OTOH capacitors in a DC circuit sit there with all that energy stored in them and love to send a generous amount instantly when there’s a change in voltage so a EE named Fyfe designed a circuit where a capacitor would be used to ensure the turnout snapped over with enthusiasm. The idea was to use one big capacitor on the 12v supply that goes to all the switch machines the size dependent on how many of them you wanted to throw simultaneously.

For route selection the railroad used NX boards (eNtrance eXit) where on a complicated bit of trackwork you’d push a button at the end where you were coming in and another button at the end where you wanted to leave and the board would figure out which turnouts had to be in which position to set up the route. On this layout there were several complicated bits and upwards of a dozen switch machines per route so we needed a lot of capacitance.

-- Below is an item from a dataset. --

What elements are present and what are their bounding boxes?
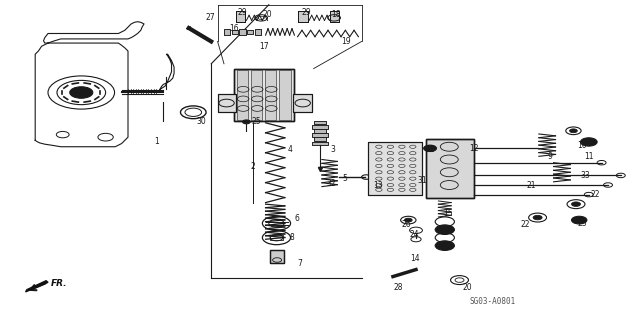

One evening I walked in and another member said, “C’mere. We just got done installing the new Fyfe circuit.” Under the railroad was a rack with shoulder to shoulder electrolytic capacitors the size of a soda can. I’ve forgotten their capacity or the number but the rack was about two feet wide by three and a half tall.

I peered at one capacitor, did the math and said in wonder, “That’s a whole Farad.”
“Yup.”
“I’ve never seen a whole Farad before.”
“Me, neither.”

Needless to say, guards were installed to keep the unwary from tangling with it.

I think that the “human ability to know what a correct answer is” is just a very highly-developed sense of saying what we’re expected to say.

I’m not sure I agree, humans have a concept of “truth/reality”, at least some humans do, LLMs do not.

I’d say it’s a question with a two part answer.

As @Chronos says, Humans and AI’s both first think of what they’re expected to say. That’s Part 1.

Here’s Part 2:
AIs then blurt their answer out.

The, as @Frodo says, hHumans, at least the good “thoughtful” ones, stop and think to verify their data and conclusions with external sources before blurting it out. AIs don’t (yet) know of the existence of that second step, much less the value of doing it.

I don’t want to turn this into a big hijack, but you’re a couple years out of date with the bit about ChatGPT simply returning probabilities. AI assistants now use retrieval augmented generation (RAG) to supplement the language model with trusted sources in real time.

It obviously can still result in incorrect info, especially when it really shouldn’t be trusting a particular source. But it’s simply wrong to say it’s all probabilities.

Thanks for the update. That field is moving a lot faster than I’ve been willing to keep up with.

I’m beginning to think the range of things on which I can safely opine is shrinking rapidly. I’m hoping that’s more a matter of my laziness than of creeping stupidity / senility. I guess we’ll all get to find out over the coming years. :yikes:

I don’t think anyone is actually keeping up. There are ridiculous changes in the field month to month.